Abilene knew the show was for her, and she waited with suppressed eagerness for Jorge to come back to her. A familiar hum had begun in her. When she got up to dance she and Jorge were the center of attention. His teasing had worked; they danced like lovers sparring, a teasing sequence of approaches and retreats, and long moments dancing in place, eyes locked. When they went back to the table, Jorge put his arm across Abilene's shoulders. His thumb slid along her back, a thumb that burned. “American girls really know how to dance,” he said slinkily. She walked out from under his arm, smarting from his categorical praise. He probably meant what he said, and probably meant to please her, but when he next asked her to dance, she said coldly that her feet were tired. He was confused for a moment, and then he collected himself enough to sneer. “Not mine!” he said.

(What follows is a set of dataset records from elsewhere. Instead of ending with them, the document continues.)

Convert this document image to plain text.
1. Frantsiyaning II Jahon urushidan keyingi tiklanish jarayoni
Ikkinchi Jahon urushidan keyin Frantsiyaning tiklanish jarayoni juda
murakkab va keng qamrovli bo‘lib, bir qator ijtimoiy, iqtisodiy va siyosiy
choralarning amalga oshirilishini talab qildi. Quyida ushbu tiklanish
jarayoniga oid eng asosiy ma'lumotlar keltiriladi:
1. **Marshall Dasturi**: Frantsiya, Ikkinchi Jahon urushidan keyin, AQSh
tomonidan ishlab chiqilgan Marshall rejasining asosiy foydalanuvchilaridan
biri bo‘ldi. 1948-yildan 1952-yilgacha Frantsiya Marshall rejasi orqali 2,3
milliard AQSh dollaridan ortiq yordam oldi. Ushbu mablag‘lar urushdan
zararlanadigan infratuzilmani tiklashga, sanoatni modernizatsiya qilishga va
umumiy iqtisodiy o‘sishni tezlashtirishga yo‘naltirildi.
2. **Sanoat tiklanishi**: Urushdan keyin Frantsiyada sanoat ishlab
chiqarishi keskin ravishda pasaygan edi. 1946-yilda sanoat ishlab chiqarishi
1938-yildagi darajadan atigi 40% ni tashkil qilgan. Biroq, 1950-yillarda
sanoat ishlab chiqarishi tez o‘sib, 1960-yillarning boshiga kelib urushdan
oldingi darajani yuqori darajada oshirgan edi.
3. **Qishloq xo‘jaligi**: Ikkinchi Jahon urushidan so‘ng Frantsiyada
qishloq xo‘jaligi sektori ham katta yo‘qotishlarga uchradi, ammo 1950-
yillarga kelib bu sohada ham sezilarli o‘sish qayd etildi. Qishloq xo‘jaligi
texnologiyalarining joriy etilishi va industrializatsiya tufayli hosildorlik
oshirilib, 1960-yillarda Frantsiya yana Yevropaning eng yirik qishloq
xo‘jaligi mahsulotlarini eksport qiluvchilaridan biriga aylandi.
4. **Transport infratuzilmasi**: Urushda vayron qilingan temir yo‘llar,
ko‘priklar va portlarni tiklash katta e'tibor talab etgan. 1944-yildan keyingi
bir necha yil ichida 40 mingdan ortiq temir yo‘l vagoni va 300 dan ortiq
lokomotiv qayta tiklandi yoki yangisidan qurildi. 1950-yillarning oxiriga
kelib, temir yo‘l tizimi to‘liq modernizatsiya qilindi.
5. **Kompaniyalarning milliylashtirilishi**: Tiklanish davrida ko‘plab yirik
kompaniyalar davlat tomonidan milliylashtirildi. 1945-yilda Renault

She moved her hunter's eyes around the room, looking at the preening boys, their pencil moustaches, slick hair and compact bodies. One boy had an attractive Zapata moustache, but his pants hung too low on his hips; when he raised his arm, his shirt rode up and hung sloppily. These weren't poor boys, everything could not be forgiven them, but they weren't the rich ones, either. The ones with money went to clubs with cover charges, to hotel bars. The Mexican boys liked color, and wore their pants like skin. Like peacocks they loved their own looks. They expected the girls to love them too. They didn't often get to strut for gringas, not in a place like this. She would be a nice surprise for one of them.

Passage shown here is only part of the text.